For this demo we have modified “hadoop-env.sh” for exporting the variables.You can also use ~/.bashrc , /etc/bash.bashrc or other startup script to export these variables.

Add following lines at start of script in etc/hadoop/yarn-env.sh :

export  JAVA_HOME=/usr/lib/jvm/jdk1.7.0_67
export  HADOOP_PREFIX=/home/impadmin/hadoop-2.6.4
export  PATH=$PATH:$HADOOP_PREFIX/bin:$JAVA_HOME/bin:.
export  HADOOP_COMMON_HOME=$HADOOP_ PREFIX
export  HADOOP_HDFS_HOME=$HADOOP_ PREFIX
export  YARN_HOME=$HADOOP_ PREFIX
export  HADOOP_CONF_DIR=$HADOOP_PREFIX/etc/hadoop
export  YARN_CONF_DIR=$HADOOP_PREFIX/etc/hadoop

3. Create a folder for hadoop.tmp.dir
Create a temp folder in HADOOP_PREFIX

mkdir -p $HADOOP_PREFIX/tmp

4. Tweak config files
For all the machines in cluster, go to etc/hadoop folder under HADOOP_ PREFIX and add the following properties under configuration tag in the files mentioned below

etc/hadoop/core-site.xml –

<property>
<name>fs.default.name</name>
<value>hdfs://Master-Hostname:9000</value>
</property>
<property>
<name>hadoop.tmp.dir</name>
<value>/home/impadmin/hadoop-2.6.4/tmp</value>
</property>

etc/hadoop/hdfs-site.xml :

<property>
<name>dfs.replication</name>
<value>2</value>
</property>
<property>
<name>dfs.permissions</name>
<value>false</value>
</property>

etc/hadoop/mapred-site.xml :

<property>
<name>mapreduce.framework.name</name>
<value>yarn</value>
</property>

etc/hadoop/yarn-site.xml :

<property>
<name>yarn.nodemanager.aux-services</name>
<value>mapreduce_shuffle</value>
</property>
<property>
<name>yarn.nodemanager.aux-services.mapreduce.shuffle.class</name>
<value>org.apache.hadoop.mapred.ShuffleHandler</value>
</property>
<property>
<name>yarn.resourcemanager.resource-tracker.address</name>
<value>Master-Hostname:8025</value>
</property>
<property>
<name>yarn.resourcemanager.scheduler.address</name>
<value>Master-Hostname:8030</value>
</property>
<property>
<name>yarn.resourcemanager.address</name>
<value>Master-Hostname:8040</value>
</property>

Note: Make sure to replace “Master-Hostname” with your cluster’s master host name.

  1. Add slaves

Update HADOOP-PREFIX/etc/hadoop/slaves to add the slave entries on master machine.
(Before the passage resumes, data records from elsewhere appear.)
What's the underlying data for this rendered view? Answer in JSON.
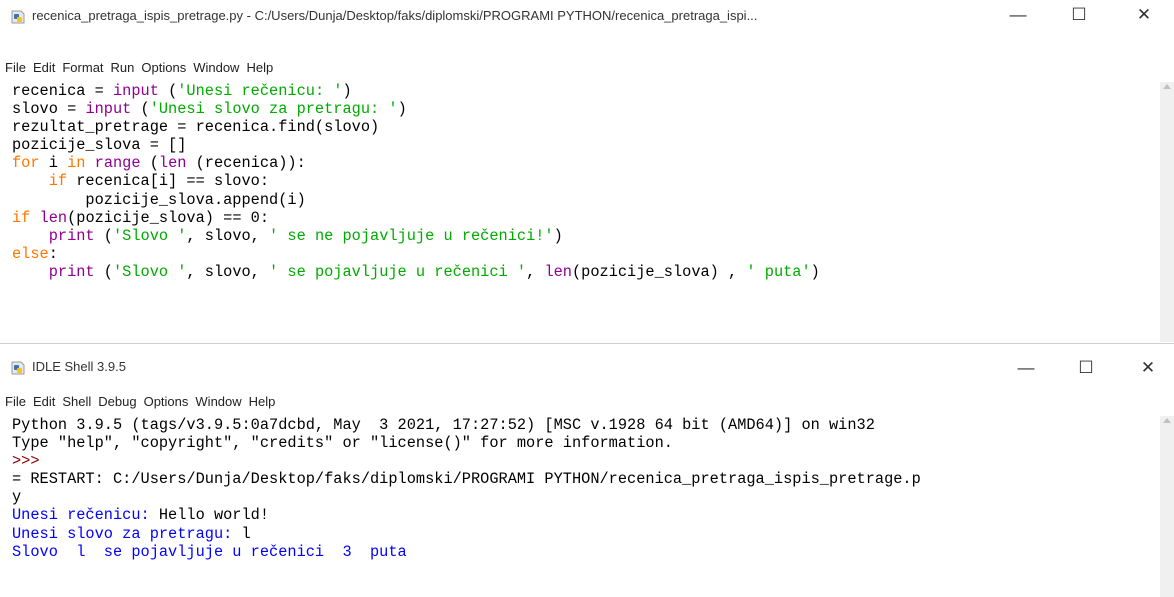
{
  "editor": {
    "title": "recenica_pretraga_ispis_pretrage.py - C:/Users/Dunja/Desktop/faks/diplomski/PROGRAMI PYTHON/recenica_pretraga_ispi...",
    "menu": [
      "File",
      "Edit",
      "Format",
      "Run",
      "Options",
      "Window",
      "Help"
    ],
    "lines": [
      [
        {
          "t": "recenica = "
        },
        {
          "t": "input",
          "c": "bi"
        },
        {
          "t": " ("
        },
        {
          "t": "'Unesi rečenicu: '",
          "c": "str"
        },
        {
          "t": ")"
        }
      ],
      [
        {
          "t": "slovo = "
        },
        {
          "t": "input",
          "c": "bi"
        },
        {
          "t": " ("
        },
        {
          "t": "'Unesi slovo za pretragu: '",
          "c": "str"
        },
        {
          "t": ")"
        }
      ],
      [
        {
          "t": "rezultat_pretrage = recenica.find(slovo)"
        }
      ],
      [
        {
          "t": "pozicije_slova = []"
        }
      ],
      [
        {
          "t": "for",
          "c": "kw"
        },
        {
          "t": " i "
        },
        {
          "t": "in",
          "c": "kw"
        },
        {
          "t": " "
        },
        {
          "t": "range",
          "c": "bi"
        },
        {
          "t": " ("
        },
        {
          "t": "len",
          "c": "bi"
        },
        {
          "t": " (recenica)):"
        }
      ],
      [
        {
          "t": "    "
        },
        {
          "t": "if",
          "c": "kw"
        },
        {
          "t": " recenica[i] == slovo:"
        }
      ],
      [
        {
          "t": "        pozicije_slova.append(i)"
        }
      ],
      [
        {
          "t": "if",
          "c": "kw"
        },
        {
          "t": " "
        },
        {
          "t": "len",
          "c": "bi"
        },
        {
          "t": "(pozicije_slova) == 0:"
        }
      ],
      [
        {
          "t": "    "
        },
        {
          "t": "print",
          "c": "bi"
        },
        {
          "t": " ("
        },
        {
          "t": "'Slovo '",
          "c": "str"
        },
        {
          "t": ", slovo, "
        },
        {
          "t": "' se ne pojavljuje u rečenici!'",
          "c": "str"
        },
        {
          "t": ")"
        }
      ],
      [
        {
          "t": "else",
          "c": "kw"
        },
        {
          "t": ":"
        }
      ],
      [
        {
          "t": "    "
        },
        {
          "t": "print",
          "c": "bi"
        },
        {
          "t": " ("
        },
        {
          "t": "'Slovo '",
          "c": "str"
        },
        {
          "t": ", slovo, "
        },
        {
          "t": "' se pojavljuje u rečenici '",
          "c": "str"
        },
        {
          "t": ", "
        },
        {
          "t": "len",
          "c": "bi"
        },
        {
          "t": "(pozicije_slova) , "
        },
        {
          "t": "' puta'",
          "c": "str"
        },
        {
          "t": ")"
        }
      ]
    ]
  },
  "shell": {
    "title": "IDLE Shell 3.9.5",
    "menu": [
      "File",
      "Edit",
      "Shell",
      "Debug",
      "Options",
      "Window",
      "Help"
    ],
    "lines": [
      [
        {
          "t": "Python 3.9.5 (tags/v3.9.5:0a7dcbd, May  3 2021, 17:27:52) [MSC v.1928 64 bit (AMD64)] on win32"
        }
      ],
      [
        {
          "t": "Type \"help\", \"copyright\", \"credits\" or \"license()\" for more information."
        }
      ],
      [
        {
          "t": ">>>",
          "c": "prompt"
        }
      ],
      [
        {
          "t": "= RESTART: C:/Users/Dunja/Desktop/faks/diplomski/PROGRAMI PYTHON/recenica_pretraga_ispis_pretrage.p"
        }
      ],
      [
        {
          "t": "y"
        }
      ],
      [
        {
          "t": "Unesi rečenicu: ",
          "c": "out"
        },
        {
          "t": "Hello world!"
        }
      ],
      [
        {
          "t": "Unesi slovo za pretragu: ",
          "c": "out"
        },
        {
          "t": "l"
        }
      ],
      [
        {
          "t": "Slovo  l  se pojavljuje u rečenici  3  puta",
          "c": "out"
        }
      ]
    ]
  },
  "window_controls": {
    "minimize": "—",
    "maximize": "☐",
    "close": "✕"
  },
  "colors": {
    "keyword": "#ff7700",
    "builtin": "#900090",
    "string": "#00aa00",
    "output": "#0000ff",
    "prompt": "#8b0000"
  }
}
Open “slaves” and enter hostname of all the slaves separated by line feed.

  1. Format namenode

This is one time activity. On master execute following command from HADOOP-PREFIX .

         $ bin/hadoop namenode -format or
         $ bin/hdfs namenode -format

Once you have your data on HDFS DONOT run this command, doing so will result in loss of content.

  1. Run hadoop daemons

From master execute below commands,Start DFS daemons:

From HADOOP-HOME execute

$sbin/start-dfs.sh
$jps
Processes which should run after starting master
NameNode
SecondaryNameNode
JPS

 Check on slave whether DFS daemons started or not :

$jps

Processes running on slaves is -
DataNode
JPS

Start YARN daemons:
From HADOOP_HOME execute

$sbin/startyarn.sh
$jps

Processes running on master - 
NameNode
SecondaryNode
ResourceManager
JPS

Check on slave whether DFS daemons started or not :

$jps

Processes running on slaves is -
DataNode
JPS
NodeManager
  1. Run sample and validate

Let’s run the wordcount sample to validate the setup. Make an input file/directory.

$ mkdir input
$ cat > input/file
This is a sample file.
This is a sample line.

    Add this directory to HDFS:

    $bin/hdfs dfs -copyFromLocal input /input2

 

Run example:

$bin/hadoop jar share/hadoop/mapreduce/hadoop-mapreduce-examples-
3*.jar wordcount /input /output

To check the ouptput execute below command:

   $ bin/hdfs dfs -cat /output/*

 

  1. Web interface

We can browse HDFS and check health using http://masterHostname:50070 in the browser.Also we can check the status of the applications running using the following

URL: http://masterHostname:9000

Done !!